We present Condition-Aware Neural Network (CAN), a new method for adding control to image generative models. In parallel to prior conditional control methods, CAN controls the image generation process by dynamically manipulating the weight of the neural network. This is achieved by introducing a condition-aware weight generation module that generates conditional weight for convolution/linear layers based on the input condition. We test CAN on class-conditional image generation on ImageNet and text-to-image generation on COCO. CAN consistently delivers significant improvements for diffusion transformer models, including DiT and UViT. In particular, CAN combined with EfficientViT (CaT) achieves 2.78 FID on ImageNet 512x512, surpassing DiT-XL/2 while requiring 52x fewer MACs per sampling step.
The Condition-Aware Neural Network (CAN) represents a novel approach in generative models, using dynamic weight alteration based on input conditions to enhance image generation controllability.
CAN introduces a novel conditional control mechanism through weight manipulation and provides practical design insights for optimal application, leading to substantial improvements in image generative models.
The study demonstrates CAN's superiority over previous conditional control methods in terms of efficiency and effectiveness, particularly when integrated with diffusion transformer architectures.
CAN's introduction paves the way for future research in generative models and conditioned image synthesis, suggesting potential extensions to video generation and integration with other efficiency-improving techniques.
Recent advancements in generative models have shown promising results in the synthesis of photorealistic images and videos. Nevertheless, the potential of these models has yet to be fully unlocked, particularly concerning the controllability aspect of the generation process. The Condition-Aware Neural Network (CAN) offers a novel approach by dynamically altering the neural network's weights based on input conditions, such as class labels or textual descriptions. This contrasts with the conventional method of manipulating features within the network. CAN's significance is demonstrated through substantial improvements in image generative models, particularly with diffusion transformer architectures like DiT and UViT.
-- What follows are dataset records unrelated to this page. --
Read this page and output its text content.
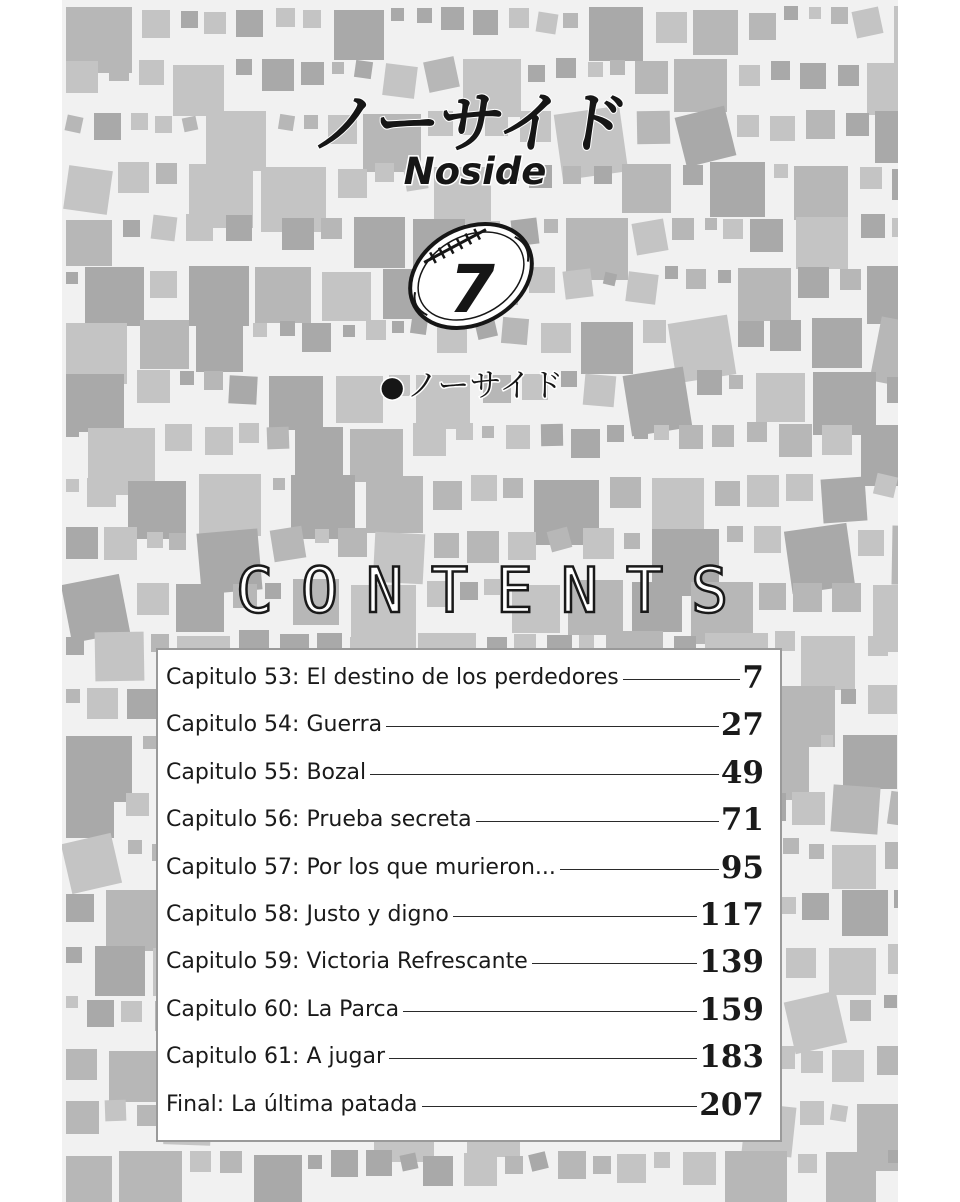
ノーサイド
Noside
7
●ノーサイド
C O N T E N T S
Capitulo 53: El destino de los perdedores	7
Capitulo 54: Guerra	27
Capitulo 55: Bozal	49
Capitulo 56: Prueba secreta	71
Capitulo 57: Por los que murieron...	95
Capitulo 58: Justo y digno	117
Capitulo 59: Victoria Refrescante	139
Capitulo 60: La Parca	159
Capitulo 61: A jugar	183
Final: La última patada	207
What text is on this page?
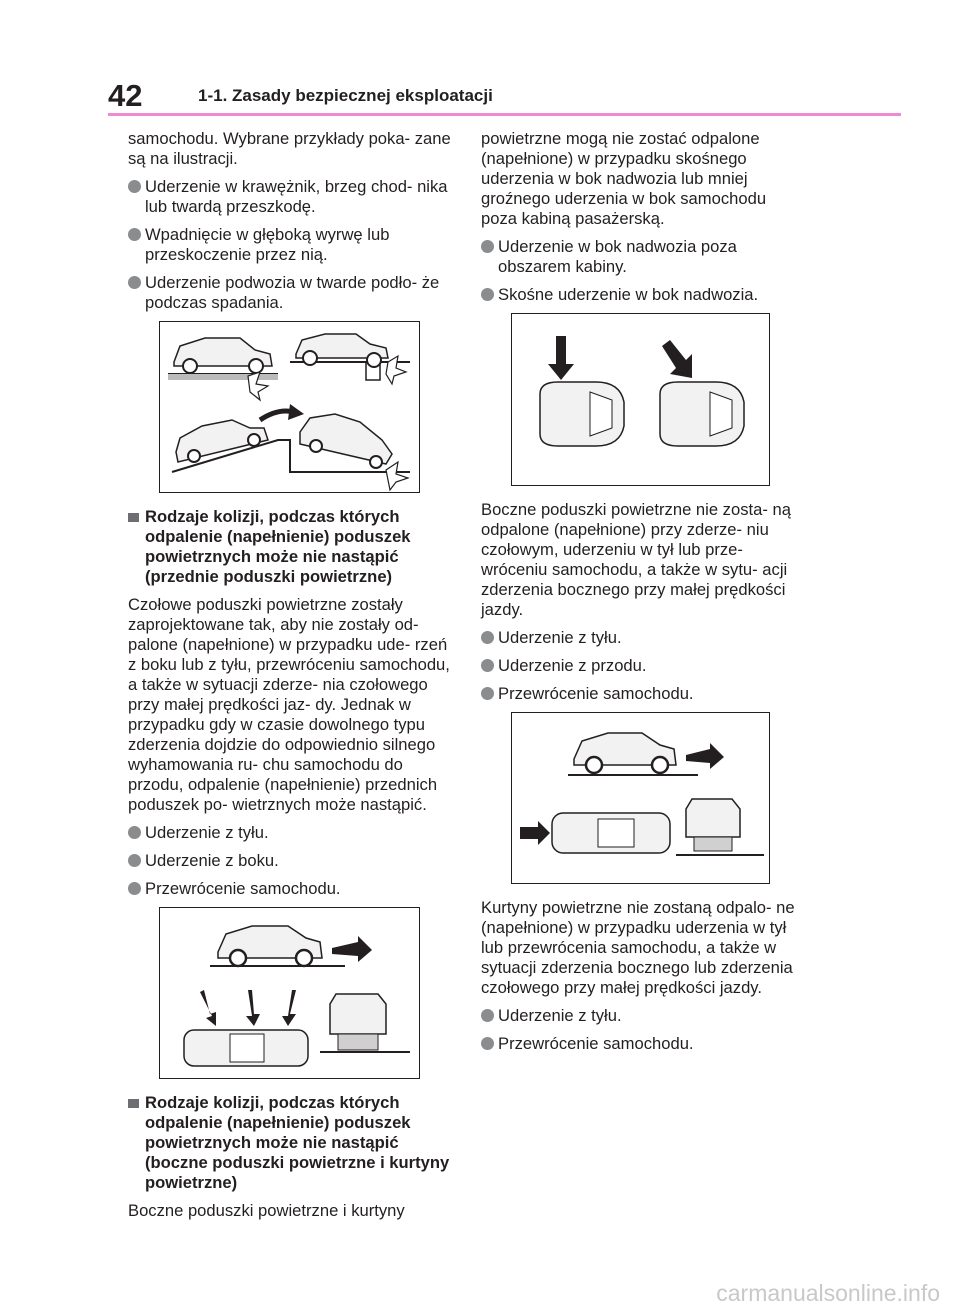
42	1-1. Zasady bezpiecznej eksploatacji

samochodu. Wybrane przykłady poka- zane są na ilustracji.

Uderzenie w krawężnik, brzeg chod- nika lub twardą przeszkodę.
Wpadnięcie w głęboką wyrwę lub przeskoczenie przez nią.
Uderzenie podwozia w twarde podło- że podczas spadania.
Rodzaje kolizji, podczas których odpalenie (napełnienie) poduszek powietrznych może nie nastąpić (przednie poduszki powietrzne)

Czołowe poduszki powietrzne zostały zaprojektowane tak, aby nie zostały od- palone (napełnione) w przypadku ude- rzeń z boku lub z tyłu, przewróceniu samochodu, a także w sytuacji zderze- nia czołowego przy małej prędkości jaz- dy. Jednak w przypadku gdy w czasie dowolnego typu zderzenia dojdzie do odpowiednio silnego wyhamowania ru- chu samochodu do przodu, odpalenie (napełnienie) przednich poduszek po- wietrznych może nastąpić.

Uderzenie z tyłu.
Uderzenie z boku.
Przewrócenie samochodu.
Rodzaje kolizji, podczas których odpalenie (napełnienie) poduszek powietrznych może nie nastąpić (boczne poduszki powietrzne i kurtyny powietrzne)

Boczne poduszki powietrzne i kurtyny

powietrzne mogą nie zostać odpalone (napełnione) w przypadku skośnego uderzenia w bok nadwozia lub mniej groźnego uderzenia w bok samochodu poza kabiną pasażerską.

Uderzenie w bok nadwozia poza obszarem kabiny.
Skośne uderzenie w bok nadwozia.

Boczne poduszki powietrzne nie zosta- ną odpalone (napełnione) przy zderze- niu czołowym, uderzeniu w tył lub prze- wróceniu samochodu, a także w sytu- acji zderzenia bocznego przy małej prędkości jazdy.

Uderzenie z tyłu.
Uderzenie z przodu.
Przewrócenie samochodu.

Kurtyny powietrzne nie zostaną odpalo- ne (napełnione) w przypadku uderzenia w tył lub przewrócenia samochodu, a także w sytuacji zderzenia bocznego lub zderzenia czołowego przy małej prędkości jazdy.

Uderzenie z tyłu.
Przewrócenie samochodu.
carmanualsonline.info
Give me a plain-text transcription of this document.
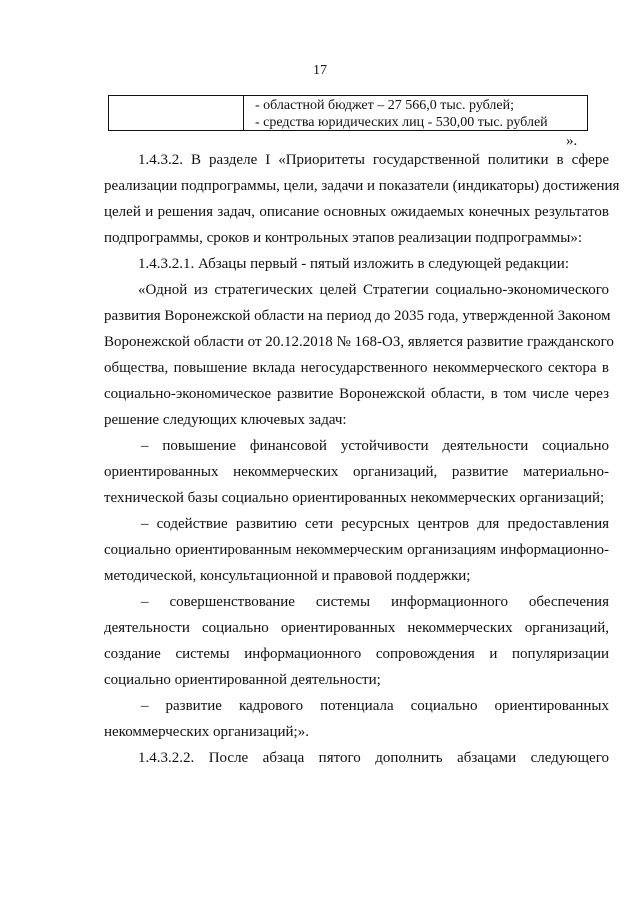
17
- областной бюджет – 27 566,0 тыс. рублей;
- средства юридических лиц - 530,00 тыс. рублей
».
1.4.3.2. В разделе I «Приоритеты государственной политики в сфере
реализации подпрограммы, цели, задачи и показатели (индикаторы) достижения
целей и решения задач, описание основных ожидаемых конечных результатов
подпрограммы, сроков и контрольных этапов реализации подпрограммы»:
1.4.3.2.1. Абзацы первый - пятый изложить в следующей редакции:
«Одной из стратегических целей Стратегии социально-экономического
развития Воронежской области на период до 2035 года, утвержденной Законом
Воронежской области от 20.12.2018 № 168-ОЗ, является развитие гражданского
общества, повышение вклада негосударственного некоммерческого сектора в
социально-экономическое развитие Воронежской области, в том числе через
решение следующих ключевых задач:
– повышение финансовой устойчивости деятельности социально
ориентированных некоммерческих организаций, развитие материально-
технической базы социально ориентированных некоммерческих организаций;
– содействие развитию сети ресурсных центров для предоставления
социально ориентированным некоммерческим организациям информационно-
методической, консультационной и правовой поддержки;
– совершенствование системы информационного обеспечения
деятельности социально ориентированных некоммерческих организаций,
создание системы информационного сопровождения и популяризации
социально ориентированной деятельности;
– развитие кадрового потенциала социально ориентированных
некоммерческих организаций;».
1.4.3.2.2. После абзаца пятого дополнить абзацами следующего
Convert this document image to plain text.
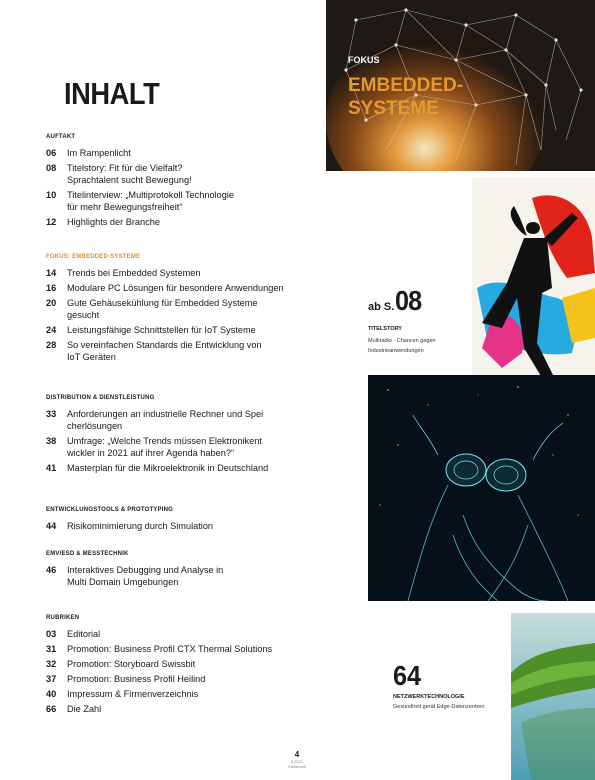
INHALT
AUFTAKT
06	Im Rampenlicht
08	Titelstory: Fit für die Vielfalt?
Sprachtalent sucht Bewegung!
10	Titelinterview: „Multiprotokoll Technologie
für mehr Bewegungsfreiheit“
12	Highlights der Branche
FOKUS: EMBEDDED-SYSTEME
14	Trends bei Embedded Systemen
16	Modulare PC Lösungen für besondere Anwendungen
20	Gute Gehäusekühlung für Embedded Systeme
gesucht
24	Leistungsfähige Schnittstellen für IoT Systeme
28	So vereinfachen Standards die Entwicklung von
IoT Geräten
DISTRIBUTION & DIENSTLEISTUNG
33	Anforderungen an industrielle Rechner und Spei
cherlösungen
38	Umfrage: „Welche Trends müssen Elektronikent
wickler in 2021 auf ihrer Agenda haben?“
41	Masterplan für die Mikroelektronik in Deutschland
ENTWICKLUNGSTOOLS & PROTOTYPING
44	Risikominimierung durch Simulation
EMV/ESD & MESSTECHNIK
46	Interaktives Debugging und Analyse in
Multi Domain Umgebungen
RUBRIKEN
03	Editorial
31	Promotion: Business Profil CTX Thermal Solutions
32	Promotion: Storyboard Swissbit
37	Promotion: Business Profil Heilind
40	Impressum & Firmenverzeichnis
66	Die Zahl
FOKUS
EMBEDDED-
SYSTEME
ab S. 08
TITELSTORY
Multiradio - Chancen gegen
Industrieanwendungen
64
NETZWERKTECHNOLOGIE
Gesundheit gerät Edge-Datenzentren
4
8.2021 Elektronik
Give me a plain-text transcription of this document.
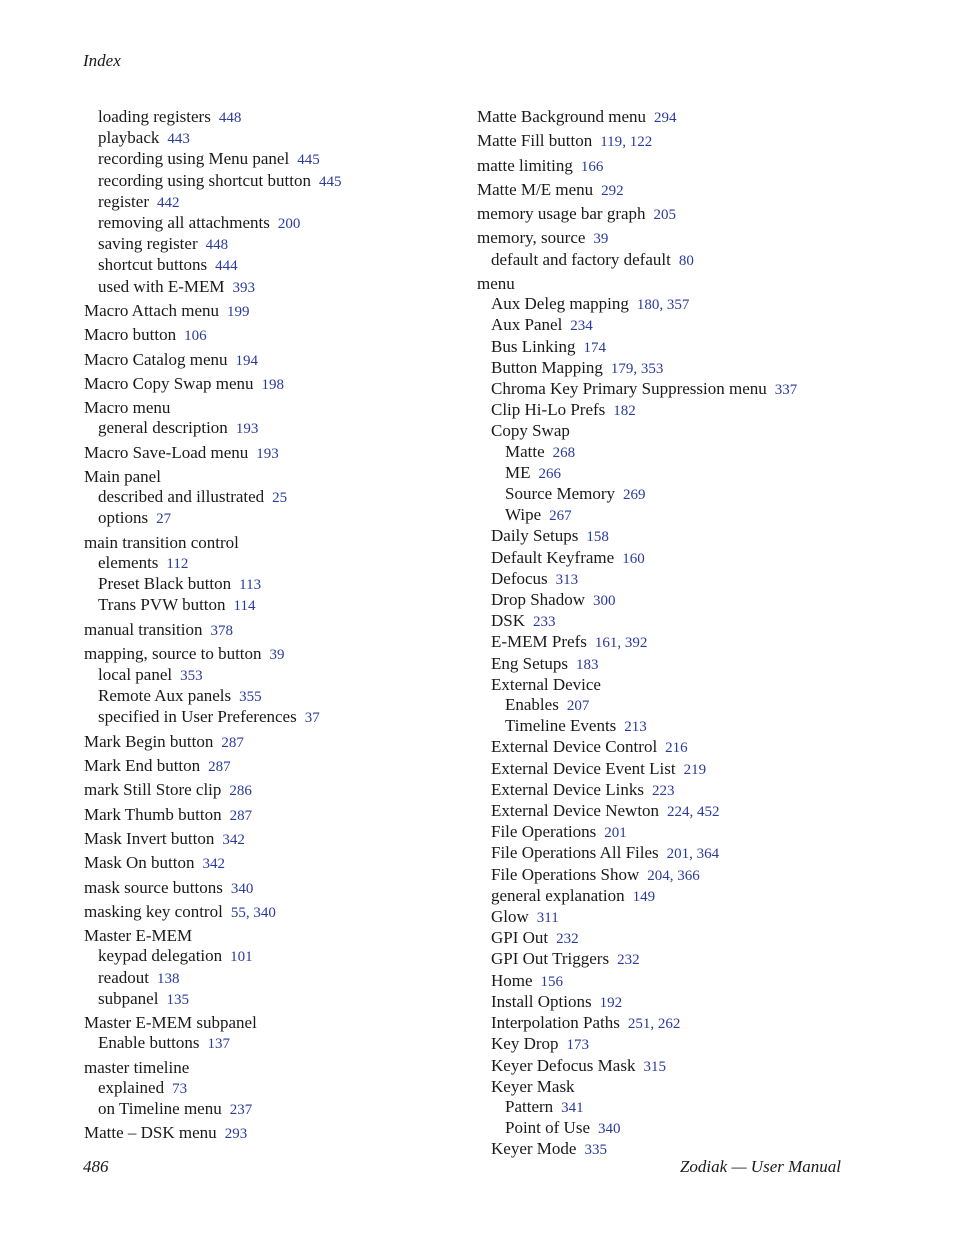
Index
loading registers 448
playback 443
recording using Menu panel 445
recording using shortcut button 445
register 442
removing all attachments 200
saving register 448
shortcut buttons 444
used with E-MEM 393
Macro Attach menu 199
Macro button 106
Macro Catalog menu 194
Macro Copy Swap menu 198
Macro menu
general description 193
Macro Save-Load menu 193
Main panel
described and illustrated 25
options 27
main transition control
elements 112
Preset Black button 113
Trans PVW button 114
manual transition 378
mapping, source to button 39
local panel 353
Remote Aux panels 355
specified in User Preferences 37
Mark Begin button 287
Mark End button 287
mark Still Store clip 286
Mark Thumb button 287
Mask Invert button 342
Mask On button 342
mask source buttons 340
masking key control 55, 340
Master E-MEM
keypad delegation 101
readout 138
subpanel 135
Master E-MEM subpanel
Enable buttons 137
master timeline
explained 73
on Timeline menu 237
Matte – DSK menu 293
Matte Background menu 294
Matte Fill button 119, 122
matte limiting 166
Matte M/E menu 292
memory usage bar graph 205
memory, source 39
default and factory default 80
menu
Aux Deleg mapping 180, 357
Aux Panel 234
Bus Linking 174
Button Mapping 179, 353
Chroma Key Primary Suppression menu 337
Clip Hi-Lo Prefs 182
Copy Swap
Matte 268
ME 266
Source Memory 269
Wipe 267
Daily Setups 158
Default Keyframe 160
Defocus 313
Drop Shadow 300
DSK 233
E-MEM Prefs 161, 392
Eng Setups 183
External Device
Enables 207
Timeline Events 213
External Device Control 216
External Device Event List 219
External Device Links 223
External Device Newton 224, 452
File Operations 201
File Operations All Files 201, 364
File Operations Show 204, 366
general explanation 149
Glow 311
GPI Out 232
GPI Out Triggers 232
Home 156
Install Options 192
Interpolation Paths 251, 262
Key Drop 173
Keyer Defocus Mask 315
Keyer Mask
Pattern 341
Point of Use 340
Keyer Mode 335
486	Zodiak — User Manual
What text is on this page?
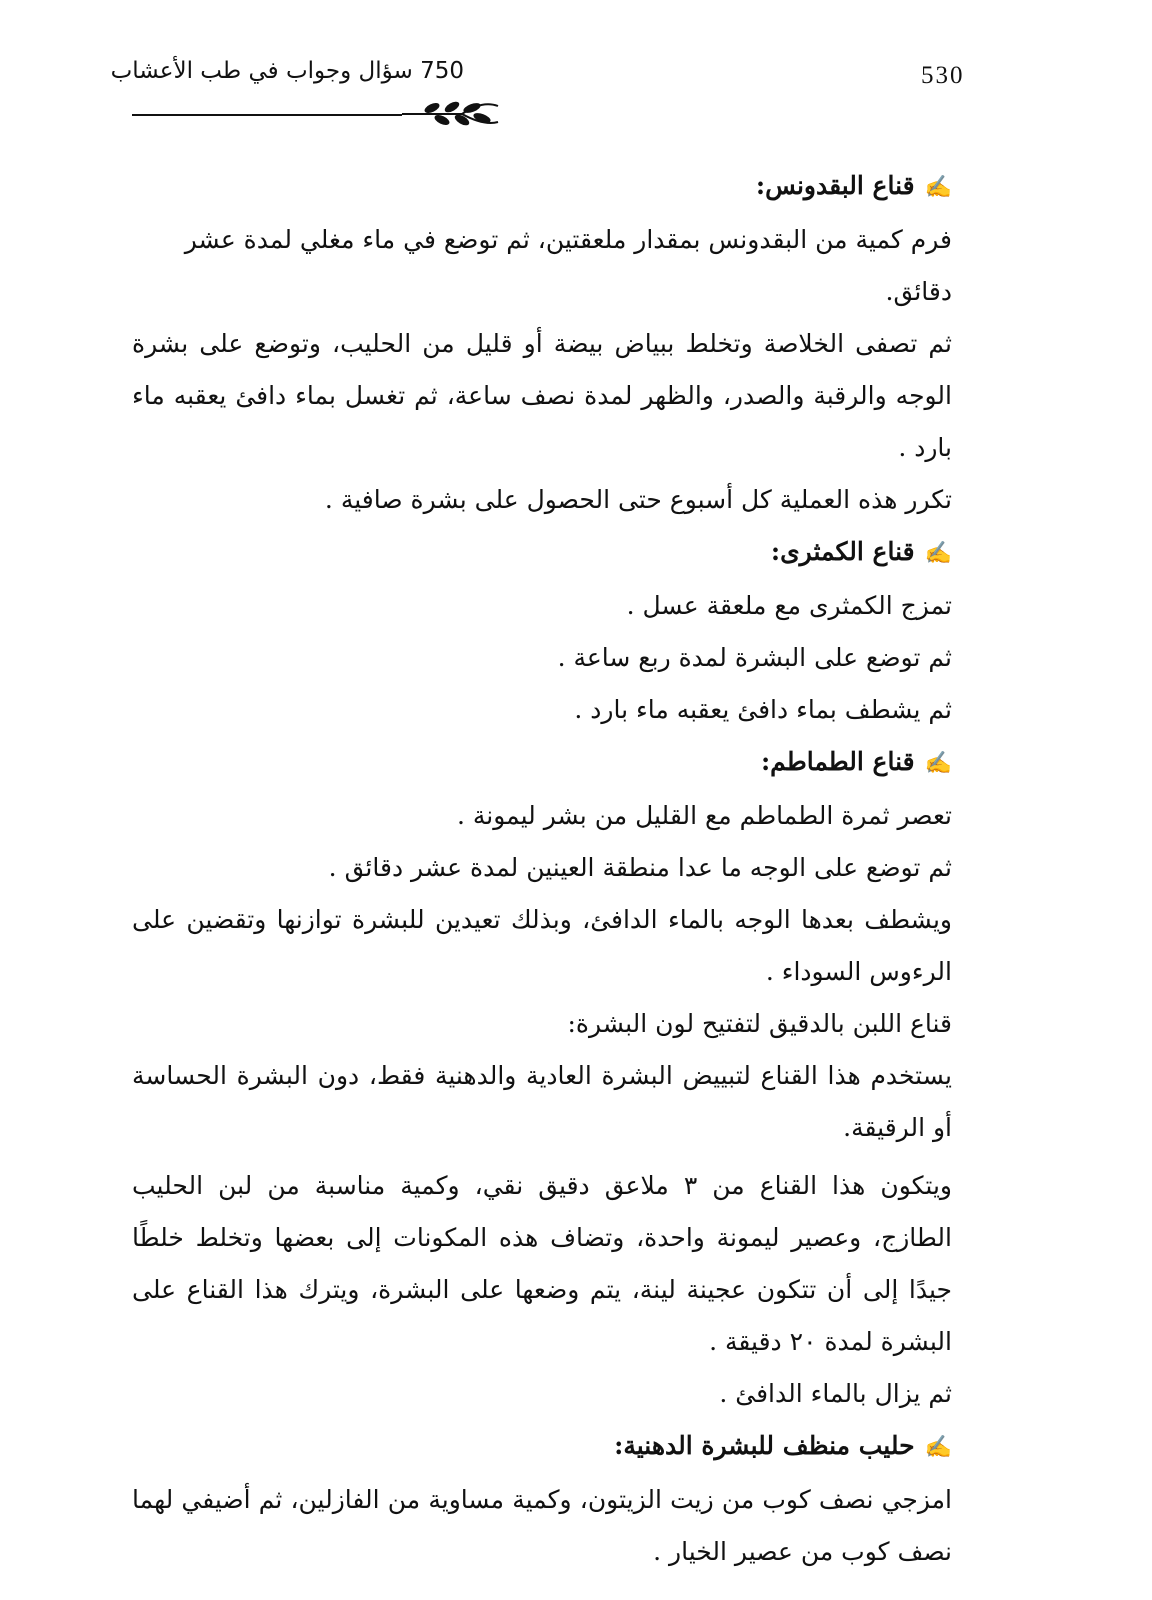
530
750 سؤال وجواب في طب الأعشاب

✍قناع البقدونس:

فرم كمية من البقدونس بمقدار ملعقتين، ثم توضع في ماء مغلي لمدة عشر دقائق.

ثم تصفى الخلاصة وتخلط ببياض بيضة أو قليل من الحليب، وتوضع على بشرة الوجه والرقبة والصدر، والظهر لمدة نصف ساعة، ثم تغسل بماء دافئ يعقبه ماء بارد .

تكرر هذه العملية كل أسبوع حتى الحصول على بشرة صافية .

✍قناع الكمثرى:

تمزج الكمثرى مع ملعقة عسل .

ثم توضع على البشرة لمدة ربع ساعة .

ثم يشطف بماء دافئ يعقبه ماء بارد .

✍قناع الطماطم:

تعصر ثمرة الطماطم مع القليل من بشر ليمونة .

ثم توضع على الوجه ما عدا منطقة العينين لمدة عشر دقائق .

ويشطف بعدها الوجه بالماء الدافئ، وبذلك تعيدين للبشرة توازنها وتقضين على الرءوس السوداء .

قناع اللبن بالدقيق لتفتيح لون البشرة:

يستخدم هذا القناع لتبييض البشرة العادية والدهنية فقط، دون البشرة الحساسة أو الرقيقة.

ويتكون هذا القناع من ٣ ملاعق دقيق نقي، وكمية مناسبة من لبن الحليب الطازج، وعصير ليمونة واحدة، وتضاف هذه المكونات إلى بعضها وتخلط خلطًا جيدًا إلى أن تتكون عجينة لينة، يتم وضعها على البشرة، ويترك هذا القناع على البشرة لمدة ٢٠ دقيقة .

ثم يزال بالماء الدافئ .

✍حليب منظف للبشرة الدهنية:

امزجي نصف كوب من زيت الزيتون، وكمية مساوية من الفازلين، ثم أضيفي لهما نصف كوب من عصير الخيار .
The implementation of CAN signifies a shift toward manipulating the weight space for conditional control in image generative models. The central contributions of the study are as follows:
The empirical evaluation of CAN, especially when applied to diffusion transformer models, underscores its practical utility. The study judiciously identifies the network components that benefit most from condition-aware weight adjustment and elucidates the effectiveness of directly generating the conditional weight. Moreover, the experimental results on class-conditional generation and text-to-image synthesis validate the robustness and generalizability of CAN across diverse tasks and datasets.
The introduction of CAN opens up new avenues for research in generative models and conditioned image synthesis. From a theoretical standpoint, this work expands our understanding of conditional control mechanisms by showcasing the potential of weight space manipulation. Practically, the efficiency gains facilitated by CAN present opportunities for deploying advanced image generative models on resource-constrained devices, thereby broadening their applicability.
Looking forward, the extension of CAN to tasks beyond image generation, such as large-scale text-to-image synthesis and video generation, presents an exciting area for future exploration. Additionally, integrating CAN with other efficiency-enhancing techniques could further revolutionize the deployment and performance of generative models in real-world applications.
In summary, the Condition-Aware Neural Network marks a significant step forward in the controlled generation of images. By effectively manipulating the neural network's weights based on input conditions, CAN achieves superior performance and efficiency, setting a new benchmark for future developments in the field of generative AI.